Glioblastoma multiforme (GBM) is the most common and deadly primary brain tumor in adults. Epidermal growth factor receptor (EGFR) is frequently amplified and mutated in GBM. We previously reported that Guanylate binding protein-1 (GBP1) is a novel transcriptional target gene of EGFR and plays a role in GBM invasion. Here we demonstrate that GBP1 can also be induced by EGFRvIII at the transcriptional level through the p38 MAPK/Yin Yang 1 (YY1) signaling pathway. Silencing of GBP1 by RNA interference significantly inhibits EGFRvIII-mediated GBM cell proliferation in vitro and in a mouse model.
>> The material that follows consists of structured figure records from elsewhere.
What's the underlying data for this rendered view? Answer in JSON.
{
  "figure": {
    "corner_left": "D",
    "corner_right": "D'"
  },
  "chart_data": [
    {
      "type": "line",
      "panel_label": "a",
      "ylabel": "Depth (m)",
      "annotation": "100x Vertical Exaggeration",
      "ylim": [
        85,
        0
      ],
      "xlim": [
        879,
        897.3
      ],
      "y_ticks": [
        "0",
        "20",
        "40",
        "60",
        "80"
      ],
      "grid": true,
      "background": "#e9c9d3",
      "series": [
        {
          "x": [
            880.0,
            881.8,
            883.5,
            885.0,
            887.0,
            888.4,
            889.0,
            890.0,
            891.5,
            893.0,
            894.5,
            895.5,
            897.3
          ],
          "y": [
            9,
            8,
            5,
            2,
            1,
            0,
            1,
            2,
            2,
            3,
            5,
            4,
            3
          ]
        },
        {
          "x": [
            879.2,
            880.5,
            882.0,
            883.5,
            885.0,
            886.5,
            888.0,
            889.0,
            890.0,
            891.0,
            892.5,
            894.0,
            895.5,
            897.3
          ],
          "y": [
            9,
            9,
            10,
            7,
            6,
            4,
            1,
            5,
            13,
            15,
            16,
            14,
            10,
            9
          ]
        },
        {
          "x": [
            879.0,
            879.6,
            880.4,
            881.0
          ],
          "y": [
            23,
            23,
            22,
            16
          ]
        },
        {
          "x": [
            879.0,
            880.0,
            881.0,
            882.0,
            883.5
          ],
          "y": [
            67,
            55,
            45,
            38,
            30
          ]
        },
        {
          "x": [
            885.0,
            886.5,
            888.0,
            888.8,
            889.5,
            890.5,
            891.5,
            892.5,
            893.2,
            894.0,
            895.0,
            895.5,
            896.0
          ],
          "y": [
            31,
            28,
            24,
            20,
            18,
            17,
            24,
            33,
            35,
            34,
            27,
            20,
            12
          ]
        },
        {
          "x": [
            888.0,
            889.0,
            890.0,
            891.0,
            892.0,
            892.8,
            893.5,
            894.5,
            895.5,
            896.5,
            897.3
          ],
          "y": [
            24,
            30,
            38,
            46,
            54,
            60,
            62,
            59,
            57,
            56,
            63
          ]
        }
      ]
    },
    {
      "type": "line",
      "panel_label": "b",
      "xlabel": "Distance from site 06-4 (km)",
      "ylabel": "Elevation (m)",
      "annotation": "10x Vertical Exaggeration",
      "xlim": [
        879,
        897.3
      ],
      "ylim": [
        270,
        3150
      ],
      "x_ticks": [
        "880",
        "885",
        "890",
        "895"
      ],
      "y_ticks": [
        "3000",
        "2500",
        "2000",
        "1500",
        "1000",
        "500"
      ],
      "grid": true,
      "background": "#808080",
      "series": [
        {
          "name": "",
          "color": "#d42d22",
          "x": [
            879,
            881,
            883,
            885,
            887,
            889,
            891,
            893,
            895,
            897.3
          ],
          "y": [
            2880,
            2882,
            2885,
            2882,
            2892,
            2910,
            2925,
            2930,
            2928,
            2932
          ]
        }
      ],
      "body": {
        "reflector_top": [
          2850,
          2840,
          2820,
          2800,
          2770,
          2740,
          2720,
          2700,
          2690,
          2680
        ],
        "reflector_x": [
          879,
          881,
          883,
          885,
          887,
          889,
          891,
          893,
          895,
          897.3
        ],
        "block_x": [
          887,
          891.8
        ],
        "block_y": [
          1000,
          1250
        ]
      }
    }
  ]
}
Overexpression of GBP1 has no obvious effect on glioblastoma cell proliferation in vitro. In contrast, in an orthotopic glioma mouse model GBP1 overexpression significantly promotes glioma growth and reduces survival rate of glioma-bearing mice by increasing cell proliferation and decreasing cell apoptosis in tumor. Clinically, GBP1 expression is elevated in human GBM tumors and positively correlates with EGFRvIII status in GBM specimens, and its expression is inversely correlated with the survival rate of GBM patients. Taken together, these results reveal that GBP1 may serve as a potential therapeutic target for GBMs with EGFRvIII mutation.